北海道空知の浦臼町にある金剛寺です。住職の米田弘教さんがこの日、寺で開いた法話のテーマは…。
金剛寺 米田弘教住職(45)
「どうやって価格のイメージをつかむのか、日本株100%の商品だったら『日経平均株価』や『東証株価指数』」
仏教のこと…ではなく「資産運用」のこと。実はこちら、初心者向けの講座「金融基礎のてらこや」です。
住職になる前は、大手証券会社に12年勤務した元金融マンの米田さん。個人向けの資産運用のコンサルティングを担当していました。
10年前に退職、ふるさとの浦臼町に戻り、実家の寺を継ぎました。
金剛寺 米田弘教住職(45)
「町もどんどん過疎化して、廃れている印象が強くて、あと10年たって、現状維持のまま(寺を)やって、どうなのかなと心配があった」
少子高齢化が著しい地域では「墓終い」や「寺離れ」が進み、寺や僧侶の活動の場は減りつつあります。
『寺をもっと身近に感じてほしい』ファイナンシャルプランナーの資格を持つ米田さんは、ここ数年広がりを見せる個人投資ブームに着目。金融について学ぶ機会が少ない地方の住民向けに「金融てらこや」を開きました。
金剛寺 米田弘教住職(45)
「株式や債券に投資して、プロが運用する商品を「投資信託」という。個人ではと言う死できない有価証券に投資が可能というのも非常に大きな特徴」
「てらこや」は、金融の基礎知識から本格的な投資戦略まで全部で5回。300円ですべての回に参加でき、分かりやすさもあって檀家ではない人も寺を訪れるようになりました。
参加者
「住職だったのか?と思うくらい、金融知識が豊富で驚いている。寺に来やすくなった」
「素人にも分かりやすく伝えてもらっている。檀家であっても、なかなか足が向かない所に気軽に来れる点はとてもいいこと」
一方で、投資は株価の変動や世界情勢の変化で「元本割れ」などの思わぬリスクが伴います。

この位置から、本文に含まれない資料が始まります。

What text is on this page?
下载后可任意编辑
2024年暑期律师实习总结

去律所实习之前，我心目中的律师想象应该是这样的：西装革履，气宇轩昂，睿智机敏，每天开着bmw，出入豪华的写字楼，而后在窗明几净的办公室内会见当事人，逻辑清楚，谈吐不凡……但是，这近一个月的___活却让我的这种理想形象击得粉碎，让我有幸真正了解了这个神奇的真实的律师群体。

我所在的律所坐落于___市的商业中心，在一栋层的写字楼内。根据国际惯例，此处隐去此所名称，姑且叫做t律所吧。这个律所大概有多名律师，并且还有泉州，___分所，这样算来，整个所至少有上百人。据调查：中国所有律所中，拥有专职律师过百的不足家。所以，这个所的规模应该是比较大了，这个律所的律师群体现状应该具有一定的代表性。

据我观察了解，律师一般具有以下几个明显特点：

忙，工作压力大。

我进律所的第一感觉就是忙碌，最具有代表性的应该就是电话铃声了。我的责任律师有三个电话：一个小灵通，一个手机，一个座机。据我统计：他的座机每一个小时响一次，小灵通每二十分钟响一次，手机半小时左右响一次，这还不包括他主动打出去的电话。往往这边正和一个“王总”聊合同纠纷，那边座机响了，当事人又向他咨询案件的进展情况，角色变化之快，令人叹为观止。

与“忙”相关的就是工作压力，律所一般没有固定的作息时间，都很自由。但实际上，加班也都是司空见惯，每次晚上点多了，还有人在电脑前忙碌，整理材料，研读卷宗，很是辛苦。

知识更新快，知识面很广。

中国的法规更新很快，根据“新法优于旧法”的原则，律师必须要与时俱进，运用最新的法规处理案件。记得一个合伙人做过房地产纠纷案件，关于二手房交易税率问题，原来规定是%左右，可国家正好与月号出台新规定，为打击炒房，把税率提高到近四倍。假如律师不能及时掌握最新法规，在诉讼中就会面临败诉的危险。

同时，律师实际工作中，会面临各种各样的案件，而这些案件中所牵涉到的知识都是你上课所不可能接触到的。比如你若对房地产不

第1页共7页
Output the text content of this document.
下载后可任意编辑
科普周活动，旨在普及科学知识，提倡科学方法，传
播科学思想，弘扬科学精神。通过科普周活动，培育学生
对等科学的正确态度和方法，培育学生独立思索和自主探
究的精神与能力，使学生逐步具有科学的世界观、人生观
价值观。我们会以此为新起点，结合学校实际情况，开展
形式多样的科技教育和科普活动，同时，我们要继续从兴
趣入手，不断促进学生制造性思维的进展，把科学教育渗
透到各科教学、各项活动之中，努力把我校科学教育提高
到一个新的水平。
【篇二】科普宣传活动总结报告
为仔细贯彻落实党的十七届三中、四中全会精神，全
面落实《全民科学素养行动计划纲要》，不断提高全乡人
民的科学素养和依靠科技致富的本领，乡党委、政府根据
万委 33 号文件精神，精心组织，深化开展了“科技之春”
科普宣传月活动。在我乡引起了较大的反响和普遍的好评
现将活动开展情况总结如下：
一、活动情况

米田さんは、お金を儲けるテクニックではなく、初心者が陥りやすいリスクを伝えることを心がけています。
金剛寺 米田弘教住職(45)
「『少欲知足』ではないですけど欲張りすぎない方が逆に本当は自分にとっても、他の皆さんにとっても良い。(寺が)心のより所になれる場所になればいい」
楽しく学んで、暮らしを豊かに。誰でも気軽に相談できる寺子屋を目指します。